Everything gets turned on its head, it feels, when you consider the problem of Matrix Completion. The architecture is exactly the same, except now the \(x\)’s have disappeared, and what you’re left with are just the weight matrices, and the way you use them is all through this new loss function:

\[ \begin{align*} \norm{ P_{\Omega}(\hat{W}) - P_{\Omega}(W) }_{2}^2, \end{align*} \]

where the \(P_{\Omega}\) is the vectorized form of the relevant entries shown in \(W\), and the \(\hat{W}\) is precisely the product of all the individual weight matrices (since it’s linear it’s equivalent to hitting \(x\) with one matrix). Thus, there’s not really a nice one-to-one in terms of what \((x,y)\) are here. But those are ultimately superfluous.

Really, everything can be derived through the loss function. That is, the normal loss function looks like:

\[ \begin{align*} \sum_{i} L(y_i, f(x_i)). \end{align*} \]

The diagrams we build to describe our networks can sometimes be misleading.

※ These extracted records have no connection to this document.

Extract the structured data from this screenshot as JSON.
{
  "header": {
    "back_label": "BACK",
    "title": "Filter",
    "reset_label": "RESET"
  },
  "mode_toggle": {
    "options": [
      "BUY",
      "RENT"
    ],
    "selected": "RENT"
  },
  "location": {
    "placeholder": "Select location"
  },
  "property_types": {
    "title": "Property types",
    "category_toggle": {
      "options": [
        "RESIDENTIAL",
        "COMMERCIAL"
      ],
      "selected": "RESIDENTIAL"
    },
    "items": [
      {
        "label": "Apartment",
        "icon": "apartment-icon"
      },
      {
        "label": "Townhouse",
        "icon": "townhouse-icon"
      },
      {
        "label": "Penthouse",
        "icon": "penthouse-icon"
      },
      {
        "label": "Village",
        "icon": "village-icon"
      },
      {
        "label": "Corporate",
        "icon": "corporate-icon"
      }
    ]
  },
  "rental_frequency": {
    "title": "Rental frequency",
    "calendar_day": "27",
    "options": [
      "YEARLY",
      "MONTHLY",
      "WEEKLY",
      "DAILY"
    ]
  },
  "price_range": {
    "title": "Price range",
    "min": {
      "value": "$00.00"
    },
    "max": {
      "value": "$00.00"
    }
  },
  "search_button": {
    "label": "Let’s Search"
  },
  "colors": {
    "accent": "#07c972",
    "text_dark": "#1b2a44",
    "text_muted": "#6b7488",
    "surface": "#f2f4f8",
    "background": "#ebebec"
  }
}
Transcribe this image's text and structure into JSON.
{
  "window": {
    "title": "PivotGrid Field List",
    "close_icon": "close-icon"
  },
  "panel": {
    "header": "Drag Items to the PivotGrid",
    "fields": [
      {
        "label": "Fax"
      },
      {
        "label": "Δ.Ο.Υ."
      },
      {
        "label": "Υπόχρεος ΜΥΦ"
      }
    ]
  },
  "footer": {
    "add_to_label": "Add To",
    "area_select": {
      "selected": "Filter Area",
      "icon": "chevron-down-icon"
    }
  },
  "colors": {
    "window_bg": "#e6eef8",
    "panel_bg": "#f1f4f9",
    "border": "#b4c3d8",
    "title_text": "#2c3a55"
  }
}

Remark. I think what’s actually confusing is that the pytorch code for matrix completion is the same as if you were creating a normal fully connected neural network. So it feels like you’re creating all this scaffolding with the input and everything, but you don’t actually use it. Everything goes through how you construct the loss function.

A Snide Comment about Certain Types of Research

While cleaning out my Dropbox account, I stumbled upon a collection of papers I had saved, almost a decade back. While browsing one of them (The Pulse of News in Social Media: Forecasting Popularity: arXiv), I couldn’t help notice parallels with the current papers I’m reading regarding [[project-misinformation]].

What’s funny is that back in 2012, the state of the art was well summarized by Figure 1. And this aligned almost exactly with what we were taught in our ML class. And now, of course, every paper is basically using neural networks, which again matches the state of the art.

State of the Art in 2012! Figure 1: State of the Art in 2012!

I mean, at some level, this is just a comment about how ideas get circulated. Statistics and ML proffer methodologies that can then be applied to different problems to gain insight. It’s the natural sequence of events in science. At some other level, it sort of shows how derivative a lot of research really is. Of course, someone needs to apply the methods. And I guess people should be compensated for doing the labor (in the form of a publication).

I do think that something has changed in recent years. The flexibility of neural networks, and the need to play with the architecture, means that you can do cutting-edge research simply by trial and error. It has definitely moved more into the real of engineering. Another way to think about this is that, we used to worry about feature engineering, which is that you would spend a lot of time trying to create the right covariates to them input into your standard classification method. Now, we simply do feature-extraction engineering.